A processor can seek marketing consent, but it must not make that consent a condition for receiving the service. This means the service must be fully available without marketing consent being granted. The consent request must be clearly separate from the service terms, freely given, specific and easy to withdraw. Pre-ticked consent boxes or opt-out mechanisms do not meet the standard for valid prior consent.
Does this control apply to aggregated or anonymised data?

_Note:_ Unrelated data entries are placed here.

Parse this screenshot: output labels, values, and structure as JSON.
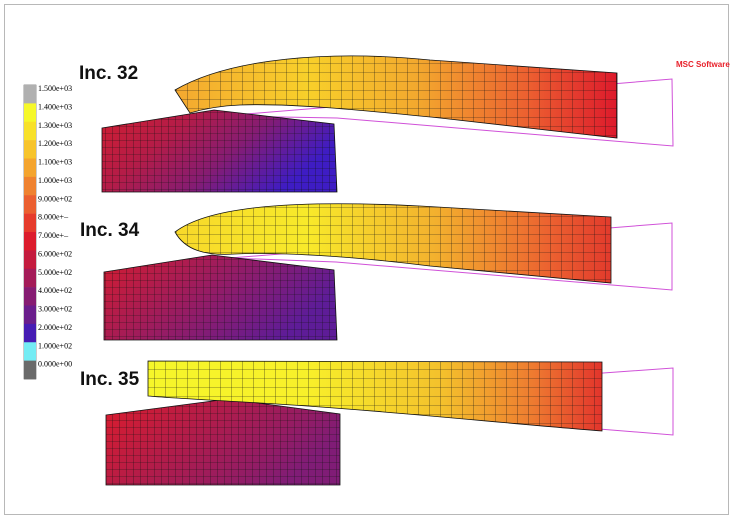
{
  "viewport": {
    "brand_logo": "MSC Software"
  },
  "legend": {
    "entries": [
      {
        "label": "1.500e+03",
        "color": "#b0b0b0"
      },
      {
        "label": "1.400e+03",
        "color": "#f6f82a"
      },
      {
        "label": "1.300e+03",
        "color": "#f8e12a"
      },
      {
        "label": "1.200e+03",
        "color": "#f7c42c"
      },
      {
        "label": "1.100e+03",
        "color": "#f4a42e"
      },
      {
        "label": "1.000e+03",
        "color": "#ef8230"
      },
      {
        "label": "9.000e+02",
        "color": "#eb5f30"
      },
      {
        "label": "8.000e+–",
        "color": "#e63b2c"
      },
      {
        "label": "7.000e+–",
        "color": "#dc1c2c"
      },
      {
        "label": "6.000e+02",
        "color": "#c41b3e"
      },
      {
        "label": "5.000e+02",
        "color": "#a41b58"
      },
      {
        "label": "4.000e+02",
        "color": "#861c72"
      },
      {
        "label": "3.000e+02",
        "color": "#6a1d8c"
      },
      {
        "label": "2.000e+02",
        "color": "#461cb4"
      },
      {
        "label": "1.000e+02",
        "color": "#74ecf4"
      },
      {
        "label": "0.000e+00",
        "color": "#6a6a6a"
      }
    ]
  },
  "increments": [
    {
      "label": "Inc. 32"
    },
    {
      "label": "Inc. 34"
    },
    {
      "label": "Inc. 35"
    }
  ],
  "colors": {
    "mesh_line": "#111111",
    "outline": "#d050d8"
  }
}
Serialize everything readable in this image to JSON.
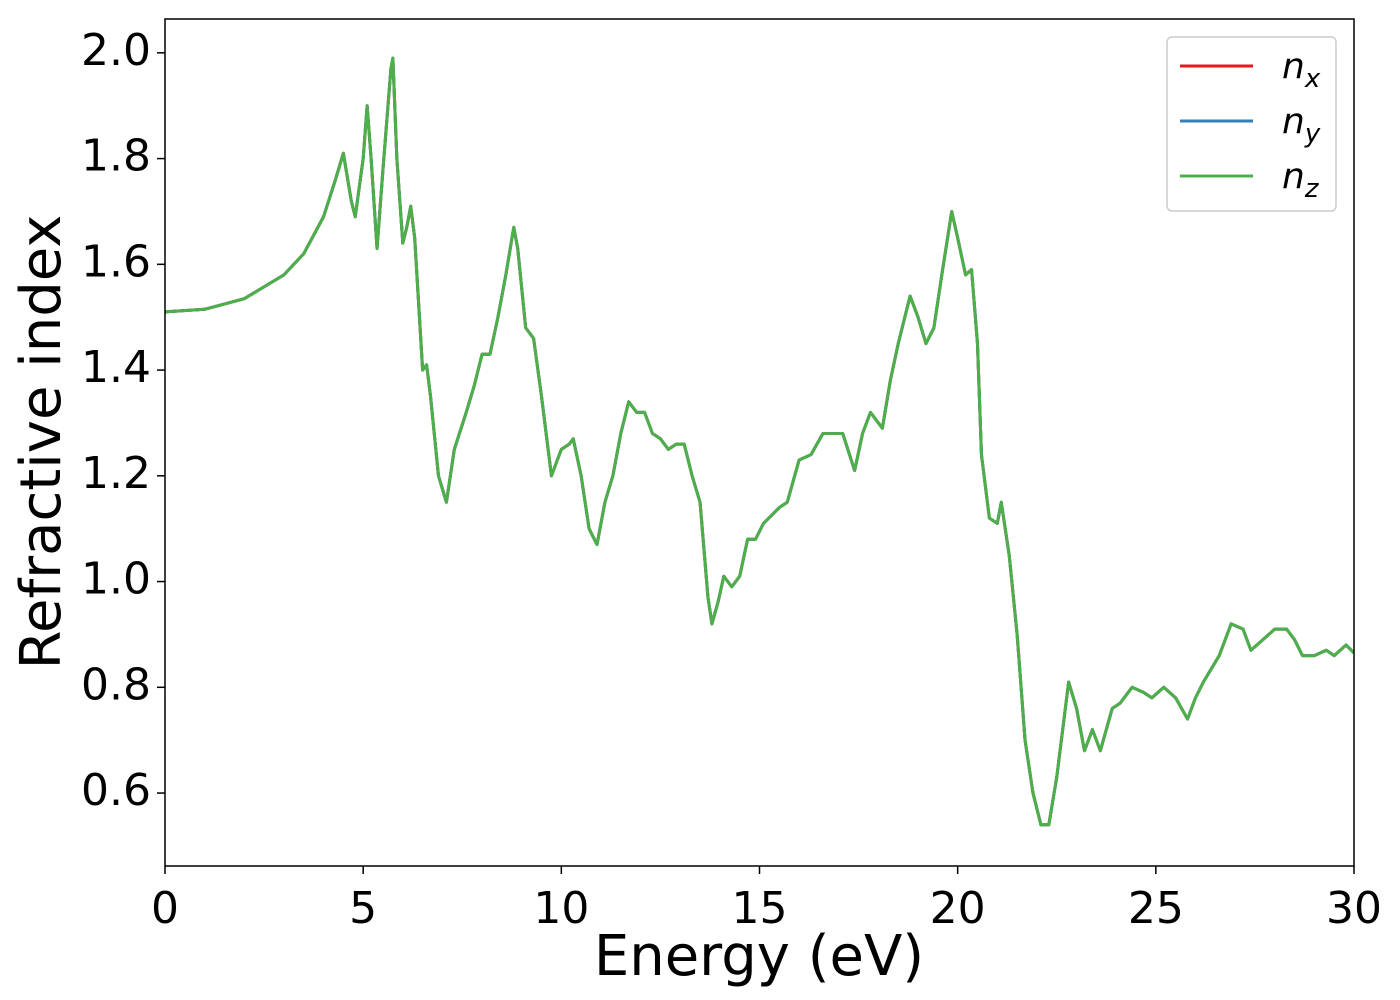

If data has been truly anonymised to the point where PII principals can no longer be identified (directly or indirectly), it is no longer PII and falls outside the scope of this control. However, the threshold for anonymisation is high — pseudonymised data or aggregated data from which individuals could potentially be re-identified remains PII. Processors should be cautious about claiming data is anonymised and should have a documented methodology for verifying anonymisation effectiveness.
What are the consequences of violating this control?
Using customer PII for unauthorised marketing could result in: breach of contract with the customer (potentially triggering termination and damages); reclassification as a controller under GDPR (with full controller obligations and liabilities); enforcement action by the supervisory authority; and reputational damage. Under GDPR, a processor that determines its own purposes for processing (such as marketing) is treated as a controller for that processing under Article 28(10).